China’s Ministry of Commerce announced on Monday that it has placed 10 US entities, including Aveox, Inc., on its export control list. China aims to tighten export control law and regulations governing dual-use items. The move is a response to U.S. blacklisting major Chinese companies.
Exports of Dual-Use Items Barred
Effective June 22, Chinese exporters will be prohibited from supplying dual-use items goods with both civilian and military applications to the listed companies. All ongoing export activities involving these entities must be stopped immediately.

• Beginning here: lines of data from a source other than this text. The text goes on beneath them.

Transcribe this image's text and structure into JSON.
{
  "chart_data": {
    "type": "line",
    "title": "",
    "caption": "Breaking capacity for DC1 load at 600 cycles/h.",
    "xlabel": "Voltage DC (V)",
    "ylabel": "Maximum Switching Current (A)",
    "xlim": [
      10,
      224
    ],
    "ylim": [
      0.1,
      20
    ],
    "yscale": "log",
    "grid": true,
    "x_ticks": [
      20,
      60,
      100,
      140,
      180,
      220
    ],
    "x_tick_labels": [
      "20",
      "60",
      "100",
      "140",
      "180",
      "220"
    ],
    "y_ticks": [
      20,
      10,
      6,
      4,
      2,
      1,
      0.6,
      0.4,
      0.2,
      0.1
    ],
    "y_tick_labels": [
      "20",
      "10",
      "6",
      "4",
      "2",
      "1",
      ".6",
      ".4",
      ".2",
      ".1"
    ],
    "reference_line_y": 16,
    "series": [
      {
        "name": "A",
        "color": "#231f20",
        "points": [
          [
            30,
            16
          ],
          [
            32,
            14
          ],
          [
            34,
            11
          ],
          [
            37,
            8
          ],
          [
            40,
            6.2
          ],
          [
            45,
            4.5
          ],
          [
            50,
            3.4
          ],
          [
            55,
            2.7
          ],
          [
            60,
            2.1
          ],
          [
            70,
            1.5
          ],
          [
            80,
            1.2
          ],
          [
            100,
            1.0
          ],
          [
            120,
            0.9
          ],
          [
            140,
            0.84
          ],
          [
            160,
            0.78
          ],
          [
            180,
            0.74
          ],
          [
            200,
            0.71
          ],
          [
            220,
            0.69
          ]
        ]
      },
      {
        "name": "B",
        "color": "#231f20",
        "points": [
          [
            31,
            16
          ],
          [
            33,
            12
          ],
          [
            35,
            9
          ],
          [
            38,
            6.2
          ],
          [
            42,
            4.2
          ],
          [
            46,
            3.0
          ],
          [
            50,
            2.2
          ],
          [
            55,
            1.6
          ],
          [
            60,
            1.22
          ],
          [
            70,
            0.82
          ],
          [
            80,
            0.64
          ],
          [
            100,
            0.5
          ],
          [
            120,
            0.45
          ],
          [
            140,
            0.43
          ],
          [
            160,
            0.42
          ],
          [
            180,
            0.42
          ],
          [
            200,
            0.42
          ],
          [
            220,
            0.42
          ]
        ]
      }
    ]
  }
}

The firms named include Red Cat Holdings, Inc., Teal Drones, Inc., IMSAR, Jaia Robotics, Inc., Ball Aerospace & Technologies Corp., Oshkosh Defense, L3Harris Maritime Services, Inc., MP Materials Corp., and USA Rare Earth, Inc..
China Cites Security Concerns
The ministry said the move is intended to protect China’s national security and interests while fulfilling international non-proliferation obligations. It added that organisations and individuals in any country or region are also prohibited from transferring Chinese-origin dual-use items to the listed entities.
Implications for Supply Chains of China
The decision could further restrict access to Chinese-origin components, materials and technologies for the affected companies, particularly those operating in the drone, aerospace, defence and rare-earth sectors. It also signals Beijing’s continued use of export controls as a tool to safeguard strategic interests amid growing trade and technology tensions with the United States.